Smear’s wails are muffled by tape and a rag, but Rocky’s are not.

“Daddeh! DADDEH! Pwease stawp! Pwease! Smeaw needs see-pwace!”

“Shut the FUCK up!” Daddy screams, ramming his spoon deeper into Smear’s socket. Blood steadily streams down Smear’s fat face. His weak thrashes don’t help him as the spoon is finally behind fluffy eye. With a simple pull forward and a quick snip, the eyeball is no more. Smear has passed out from fear and pain right about the time the eye left the head, but Rocky didn’t.

Daddy walked to the sniveling pile of fluff in the cave, sobbing and hyperventilating. Daddy drops the eye through the top and it plops in front of the mass. Daddy grabs the back of Rocky’s neck and forces the weeping creature to stare at his work.

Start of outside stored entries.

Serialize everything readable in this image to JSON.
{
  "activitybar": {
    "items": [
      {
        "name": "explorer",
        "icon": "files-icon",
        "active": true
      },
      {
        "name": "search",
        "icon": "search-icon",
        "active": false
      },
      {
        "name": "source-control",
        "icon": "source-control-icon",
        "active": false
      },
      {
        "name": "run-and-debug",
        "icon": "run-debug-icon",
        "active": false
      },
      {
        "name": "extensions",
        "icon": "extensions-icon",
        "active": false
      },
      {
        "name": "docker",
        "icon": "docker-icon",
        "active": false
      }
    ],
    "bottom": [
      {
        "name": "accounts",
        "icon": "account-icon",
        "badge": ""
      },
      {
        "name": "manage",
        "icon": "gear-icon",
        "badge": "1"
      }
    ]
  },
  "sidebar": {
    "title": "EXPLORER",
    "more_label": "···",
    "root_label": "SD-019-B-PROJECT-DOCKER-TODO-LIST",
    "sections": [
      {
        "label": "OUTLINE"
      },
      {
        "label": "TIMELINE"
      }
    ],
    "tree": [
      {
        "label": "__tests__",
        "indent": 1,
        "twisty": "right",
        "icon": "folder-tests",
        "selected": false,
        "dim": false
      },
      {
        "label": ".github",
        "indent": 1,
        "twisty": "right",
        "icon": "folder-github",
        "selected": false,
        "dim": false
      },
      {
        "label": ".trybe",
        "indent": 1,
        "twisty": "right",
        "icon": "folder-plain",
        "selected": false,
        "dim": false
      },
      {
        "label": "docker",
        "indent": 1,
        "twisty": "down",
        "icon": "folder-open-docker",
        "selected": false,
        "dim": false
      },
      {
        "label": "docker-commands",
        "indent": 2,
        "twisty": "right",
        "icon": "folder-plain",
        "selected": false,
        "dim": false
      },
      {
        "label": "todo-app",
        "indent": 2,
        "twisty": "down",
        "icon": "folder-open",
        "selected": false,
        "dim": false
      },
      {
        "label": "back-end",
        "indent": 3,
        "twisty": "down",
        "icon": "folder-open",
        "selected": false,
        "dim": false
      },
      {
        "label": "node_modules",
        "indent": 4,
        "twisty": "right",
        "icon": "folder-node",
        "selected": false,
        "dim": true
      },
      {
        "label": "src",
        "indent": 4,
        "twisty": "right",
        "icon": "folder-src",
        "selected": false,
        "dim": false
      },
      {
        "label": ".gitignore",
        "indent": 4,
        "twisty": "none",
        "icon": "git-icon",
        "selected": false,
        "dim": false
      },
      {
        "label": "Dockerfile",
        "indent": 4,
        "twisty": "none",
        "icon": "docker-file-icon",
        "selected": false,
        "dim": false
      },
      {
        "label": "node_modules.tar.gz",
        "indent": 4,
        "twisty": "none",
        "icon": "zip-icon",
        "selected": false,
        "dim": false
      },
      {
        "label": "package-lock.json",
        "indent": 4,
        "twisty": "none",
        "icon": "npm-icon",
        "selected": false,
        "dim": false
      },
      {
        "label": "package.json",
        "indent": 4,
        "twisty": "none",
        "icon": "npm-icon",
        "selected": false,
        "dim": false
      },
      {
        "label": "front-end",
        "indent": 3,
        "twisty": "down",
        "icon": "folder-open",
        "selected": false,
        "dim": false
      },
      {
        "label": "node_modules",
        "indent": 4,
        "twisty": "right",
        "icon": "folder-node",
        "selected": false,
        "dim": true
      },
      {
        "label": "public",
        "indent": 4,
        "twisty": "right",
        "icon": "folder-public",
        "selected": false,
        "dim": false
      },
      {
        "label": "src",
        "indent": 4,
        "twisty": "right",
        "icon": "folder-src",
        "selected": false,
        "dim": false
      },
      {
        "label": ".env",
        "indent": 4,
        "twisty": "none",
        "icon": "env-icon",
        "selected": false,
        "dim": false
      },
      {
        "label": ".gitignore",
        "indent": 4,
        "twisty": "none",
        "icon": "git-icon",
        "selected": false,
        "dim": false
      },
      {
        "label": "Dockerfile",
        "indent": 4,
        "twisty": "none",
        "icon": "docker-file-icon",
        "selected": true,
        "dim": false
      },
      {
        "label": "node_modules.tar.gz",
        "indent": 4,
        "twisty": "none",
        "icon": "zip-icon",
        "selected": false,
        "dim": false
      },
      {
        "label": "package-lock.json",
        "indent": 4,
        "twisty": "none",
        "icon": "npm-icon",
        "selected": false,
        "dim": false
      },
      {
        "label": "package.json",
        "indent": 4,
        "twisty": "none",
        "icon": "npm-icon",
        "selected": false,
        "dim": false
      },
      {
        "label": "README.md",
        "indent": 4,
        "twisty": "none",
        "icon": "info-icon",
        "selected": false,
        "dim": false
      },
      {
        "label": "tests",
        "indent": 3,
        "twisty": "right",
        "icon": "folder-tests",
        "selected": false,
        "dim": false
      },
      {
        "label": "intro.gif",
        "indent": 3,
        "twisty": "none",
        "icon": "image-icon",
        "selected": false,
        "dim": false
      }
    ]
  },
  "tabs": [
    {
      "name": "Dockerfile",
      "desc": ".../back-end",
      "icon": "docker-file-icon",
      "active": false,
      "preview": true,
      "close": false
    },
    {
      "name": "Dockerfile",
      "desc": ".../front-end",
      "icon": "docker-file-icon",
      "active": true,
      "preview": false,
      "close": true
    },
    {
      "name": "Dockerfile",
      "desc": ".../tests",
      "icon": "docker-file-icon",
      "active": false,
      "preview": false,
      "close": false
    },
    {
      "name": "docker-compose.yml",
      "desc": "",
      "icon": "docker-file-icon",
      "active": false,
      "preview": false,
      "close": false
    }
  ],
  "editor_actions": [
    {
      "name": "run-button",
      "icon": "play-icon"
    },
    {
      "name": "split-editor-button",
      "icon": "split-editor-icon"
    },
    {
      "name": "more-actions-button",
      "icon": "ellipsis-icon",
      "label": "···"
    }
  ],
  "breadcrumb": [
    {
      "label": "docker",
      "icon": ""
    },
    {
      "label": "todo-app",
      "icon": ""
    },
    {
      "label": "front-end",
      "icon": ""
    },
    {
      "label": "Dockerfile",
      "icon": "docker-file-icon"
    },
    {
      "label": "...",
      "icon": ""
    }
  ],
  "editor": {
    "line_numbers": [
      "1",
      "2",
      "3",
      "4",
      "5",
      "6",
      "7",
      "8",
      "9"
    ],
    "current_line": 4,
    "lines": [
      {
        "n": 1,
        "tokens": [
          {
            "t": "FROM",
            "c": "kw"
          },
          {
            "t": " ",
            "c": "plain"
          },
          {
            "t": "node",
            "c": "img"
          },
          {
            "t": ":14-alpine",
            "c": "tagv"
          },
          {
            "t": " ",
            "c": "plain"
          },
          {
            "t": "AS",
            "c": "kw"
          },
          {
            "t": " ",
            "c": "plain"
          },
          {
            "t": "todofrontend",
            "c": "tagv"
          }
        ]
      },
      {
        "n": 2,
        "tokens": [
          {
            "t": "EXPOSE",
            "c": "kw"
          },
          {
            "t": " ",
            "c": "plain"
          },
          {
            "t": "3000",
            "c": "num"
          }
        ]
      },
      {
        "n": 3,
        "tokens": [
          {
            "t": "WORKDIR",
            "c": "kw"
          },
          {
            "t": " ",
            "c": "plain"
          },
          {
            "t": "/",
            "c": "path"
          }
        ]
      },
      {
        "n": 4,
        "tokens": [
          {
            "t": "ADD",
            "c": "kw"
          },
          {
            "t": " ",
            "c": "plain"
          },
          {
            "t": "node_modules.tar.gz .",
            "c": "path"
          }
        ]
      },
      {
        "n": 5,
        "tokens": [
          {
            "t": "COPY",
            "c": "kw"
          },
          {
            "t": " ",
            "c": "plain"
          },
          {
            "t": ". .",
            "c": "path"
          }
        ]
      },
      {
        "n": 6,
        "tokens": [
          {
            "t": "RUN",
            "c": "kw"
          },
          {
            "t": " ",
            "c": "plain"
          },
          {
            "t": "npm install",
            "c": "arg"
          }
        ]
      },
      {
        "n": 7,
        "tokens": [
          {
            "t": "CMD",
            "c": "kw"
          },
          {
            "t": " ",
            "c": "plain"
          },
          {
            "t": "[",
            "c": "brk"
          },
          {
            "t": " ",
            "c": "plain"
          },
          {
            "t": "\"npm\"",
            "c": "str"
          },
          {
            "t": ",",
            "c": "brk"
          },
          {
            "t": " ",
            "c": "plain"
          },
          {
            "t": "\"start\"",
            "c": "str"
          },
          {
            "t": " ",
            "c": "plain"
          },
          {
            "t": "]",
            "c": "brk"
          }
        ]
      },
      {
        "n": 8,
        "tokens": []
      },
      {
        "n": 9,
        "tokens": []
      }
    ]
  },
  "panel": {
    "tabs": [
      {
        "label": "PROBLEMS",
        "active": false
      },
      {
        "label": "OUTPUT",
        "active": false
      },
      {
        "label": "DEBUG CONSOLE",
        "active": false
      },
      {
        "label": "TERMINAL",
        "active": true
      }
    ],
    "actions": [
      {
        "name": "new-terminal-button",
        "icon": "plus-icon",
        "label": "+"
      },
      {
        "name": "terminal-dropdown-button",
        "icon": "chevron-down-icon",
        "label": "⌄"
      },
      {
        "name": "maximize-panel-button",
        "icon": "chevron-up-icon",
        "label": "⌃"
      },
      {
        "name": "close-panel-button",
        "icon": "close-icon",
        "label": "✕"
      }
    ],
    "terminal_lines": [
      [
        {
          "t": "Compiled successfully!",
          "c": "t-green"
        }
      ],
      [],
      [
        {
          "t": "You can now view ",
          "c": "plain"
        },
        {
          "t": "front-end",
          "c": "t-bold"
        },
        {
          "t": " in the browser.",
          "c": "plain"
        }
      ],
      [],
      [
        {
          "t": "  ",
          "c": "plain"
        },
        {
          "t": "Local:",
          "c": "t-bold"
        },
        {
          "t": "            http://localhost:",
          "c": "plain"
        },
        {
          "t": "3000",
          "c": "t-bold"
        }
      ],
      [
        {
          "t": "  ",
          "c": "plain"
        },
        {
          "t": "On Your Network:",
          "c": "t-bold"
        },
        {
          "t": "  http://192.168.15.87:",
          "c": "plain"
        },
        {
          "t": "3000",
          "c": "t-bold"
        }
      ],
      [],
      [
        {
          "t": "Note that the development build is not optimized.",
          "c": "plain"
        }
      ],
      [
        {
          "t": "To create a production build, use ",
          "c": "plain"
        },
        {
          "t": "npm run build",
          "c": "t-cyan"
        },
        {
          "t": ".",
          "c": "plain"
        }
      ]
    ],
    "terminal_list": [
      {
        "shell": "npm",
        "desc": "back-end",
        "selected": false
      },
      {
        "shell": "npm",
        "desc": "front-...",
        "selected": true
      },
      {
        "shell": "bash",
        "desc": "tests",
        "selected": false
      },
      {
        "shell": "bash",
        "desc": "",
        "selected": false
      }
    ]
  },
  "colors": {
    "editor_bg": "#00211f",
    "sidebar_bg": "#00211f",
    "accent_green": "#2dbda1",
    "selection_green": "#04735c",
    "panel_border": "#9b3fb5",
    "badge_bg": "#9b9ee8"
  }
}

“Look you fucker, LOOK!” Daddy shoves Rocky’s face into the eye. “You did this, YOU DID! NOT ME! You little shit, you feel fucking bad, huh?! Maybe, just maybe, don’t break the fucking rules!”

The healing process was decent, fluffies heal fast. The phantom pain never fades, and neither does the trauma. At least Smear’s, now called Pwetty by Rocky, eye doesn’t bleed all day. Pwetty even gets to share the bed now. Rocky won some local contests, and he is going to state soon. He hasn’t broken any rules since the eye incident, but Daddy always brings his punishment pal just in case.